HP-Scorer Alignment: User studies with 5 annotators on 1k+ pairs show that human ratings for instruction following and quality distribution closely match HP-Scorer results.

Highlights & Insights¶

Scaling via "Small Human Data \(\rightarrow\) VLM Distillation": Using only 50–100 human scores per task to create a task-aware reward model bypasses the bottleneck of RLHF in editing and can be transferred to other alignment tasks.
Hard-example Filtering is an Undervalued "Free Lunch": Simply discarding full-score samples yields a +0.1 gain, suggesting that for strong base models, RL data value lies in difficulty rather than volume.
Task-aware Rewards: Using task-specific prompts allows the reward criteria to switch automatically (e.g., asking "is it clean?" for removal vs. "is color bleeding?" for recoloring), proving more effective than a generic reward model.

Limitations & Future Work¶

HP-Scorer serves as the performance ceiling; if the VLM has systematic biases relative to humans in specific tasks, the RL will align to the "scorer's preference."
Evaluation "Referee" and "Reward" are derived from the same system; while human studies support the results, more cross-system comparisons are needed.
Validation is primarily on Qwen-Image-Edit-2509; effectiveness on weaker or fundamentally different architectures is not fully explored.
Filtering currently uses a binary threshold ("discard score 5"); more granular difficulty weighting schemes could be explored.

vs.
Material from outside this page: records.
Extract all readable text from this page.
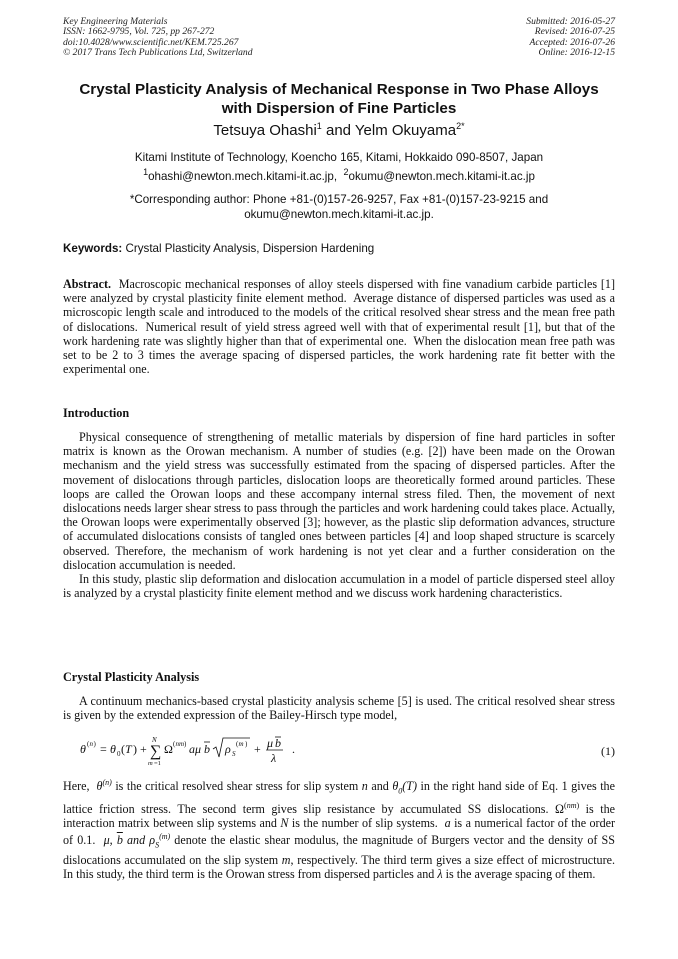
Key Engineering Materials
ISSN: 1662-9795, Vol. 725, pp 267-272
doi:10.4028/www.scientific.net/KEM.725.267
© 2017 Trans Tech Publications Ltd, Switzerland
Submitted: 2016-05-27
Revised: 2016-07-25
Accepted: 2016-07-26
Online: 2016-12-15
Crystal Plasticity Analysis of Mechanical Response in Two Phase Alloys
with Dispersion of Fine Particles
Tetsuya Ohashi$^1$ and Yelm Okuyama$^{2*}$
Kitami Institute of Technology, Koencho 165, Kitami, Hokkaido 090-8507, Japan
$^1$ohashi@newton.mech.kitami-it.ac.jp, $^2$okumu@newton.mech.kitami-it.ac.jp
*Corresponding author: Phone +81-(0)157-26-9257, Fax +81-(0)157-23-9215 and
okumu@newton.mech.kitami-it.ac.jp.
Keywords: Crystal Plasticity Analysis, Dispersion Hardening
Abstract.  Macroscopic mechanical responses of alloy steels dispersed with fine vanadium carbide particles [1] were analyzed by crystal plasticity finite element method.  Average distance of dispersed particles was used as a microscopic length scale and introduced to the models of the critical resolved shear stress and the mean free path of dislocations.  Numerical result of yield stress agreed well with that of experimental result [1], but that of the work hardening rate was slightly higher than that of experimental one.  When the dislocation mean free path was set to be 2 to 3 times the average spacing of dispersed particles, the work hardening rate fit better with the experimental one.
Introduction
Physical consequence of strengthening of metallic materials by dispersion of fine hard particles in softer matrix is known as the Orowan mechanism. A number of studies (e.g. [2]) have been made on the Orowan mechanism and the yield stress was successfully estimated from the spacing of dispersed particles. After the movement of dislocations through particles, dislocation loops are theoretically formed around particles. These loops are called the Orowan loops and these accompany internal stress filed. Then, the movement of next dislocations needs larger shear stress to pass through the particles and work hardening could takes place. Actually, the Orowan loops were experimentally observed [3]; however, as the plastic slip deformation advances, structure of accumulated dislocations consists of tangled ones between particles [4] and loop shaped structure is scarcely observed. Therefore, the mechanism of work hardening is not yet clear and a further consideration on the dislocation accumulation is needed.
In this study, plastic slip deformation and dislocation accumulation in a model of particle dispersed steel alloy is analyzed by a crystal plasticity finite element method and we discuss work hardening characteristics.
Crystal Plasticity Analysis
A continuum mechanics-based crystal plasticity analysis scheme [5] is used. The critical resolved shear stress is given by the extended expression of the Bailey-Hirsch type model,
θ ( n ) = θ 0 ( T ) +
N
∑
m =1
Ω ( nm ) aμ b ρ S
( m ) + μ b
λ
.	(1)
Here,  $\theta^{(n)}$ is the critical resolved shear stress for slip system n and $\theta_0(T)$ in the right hand side of Eq. 1 gives the lattice friction stress. The second term gives slip resistance by accumulated SS dislocations. $\Omega^{(nm)}$ is the interaction matrix between slip systems and N is the number of slip systems.  a is a numerical factor of the order of 0.1.  μ, $\overline{b}$ and $\rho_S^{(m)}$ denote the elastic shear modulus, the magnitude of Burgers vector and the density of SS dislocations accumulated on the slip system m, respectively. The third term gives a size effect of microstructure. In this study, the third term is the Orowan stress from dispersed particles and λ is the average spacing of them.
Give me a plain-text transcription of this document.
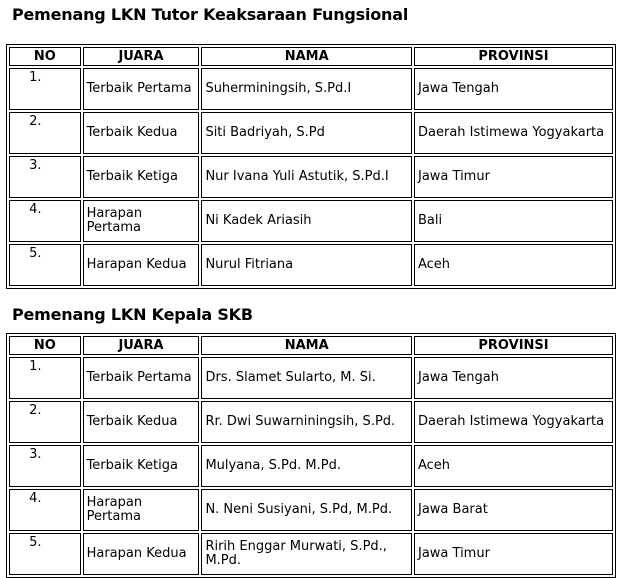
Pemenang LKN Tutor Keaksaraan Fungsional
NO	JUARA	NAMA	PROVINSI
1.	Terbaik Pertama	Suherminingsih, S.Pd.I	Jawa Tengah
2.	Terbaik Kedua	Siti Badriyah, S.Pd	Daerah Istimewa Yogyakarta
3.	Terbaik Ketiga	Nur Ivana Yuli Astutik, S.Pd.I	Jawa Timur
4.	Harapan Pertama	Ni Kadek Ariasih	Bali
5.	Harapan Kedua	Nurul Fitriana	Aceh
Pemenang LKN Kepala SKB
NO	JUARA	NAMA	PROVINSI
1.	Terbaik Pertama	Drs. Slamet Sularto, M. Si.	Jawa Tengah
2.	Terbaik Kedua	Rr. Dwi Suwarniningsih, S.Pd.	Daerah Istimewa Yogyakarta
3.	Terbaik Ketiga	Mulyana, S.Pd. M.Pd.	Aceh
4.	Harapan Pertama	N. Neni Susiyani, S.Pd, M.Pd.	Jawa Barat
5.	Harapan Kedua	Ririh Enggar Murwati, S.Pd., M.Pd.	Jawa Timur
Diffusion-DPO / Flow-GRPO (T2I Alignment): While these focus on open-ended synthesis, HP-Edit targets I2I editing, addressing the dual objective of task accuracy and preference alignment through task-aware scoring.
vs. Qwen-Image-Edit-2509 / FLUX.1-Kontext (SFT Baselines): These models derive capability from large-scale SFT but lack preference alignment. HP-Edit acts as a post-training layer to enhance aesthetics and realism.
vs. Step1X-Edit / BAGEL / X2Edit: HP-Edit consistently leads in benchmarks and fills the gap for real-world preference evaluation standards.

Rating¶

Novelty: ⭐⭐⭐⭐ Systematic application of RLHF to image editing with VLM-based filtering is novel, though individual components are known.
Experimental Thoroughness: ⭐⭐⭐⭐ Comprehensive tasks and benchmarks; however, crossover between reward and referee systems remains a point for scrutiny.
Writing Quality: ⭐⭐⭐⭐ Clear three-stage process and solid motivation regarding signal dilution.
Value: ⭐⭐⭐⭐⭐ Provides a scalable paradigm and high-quality real-world datasets/benchmarks for the editing community.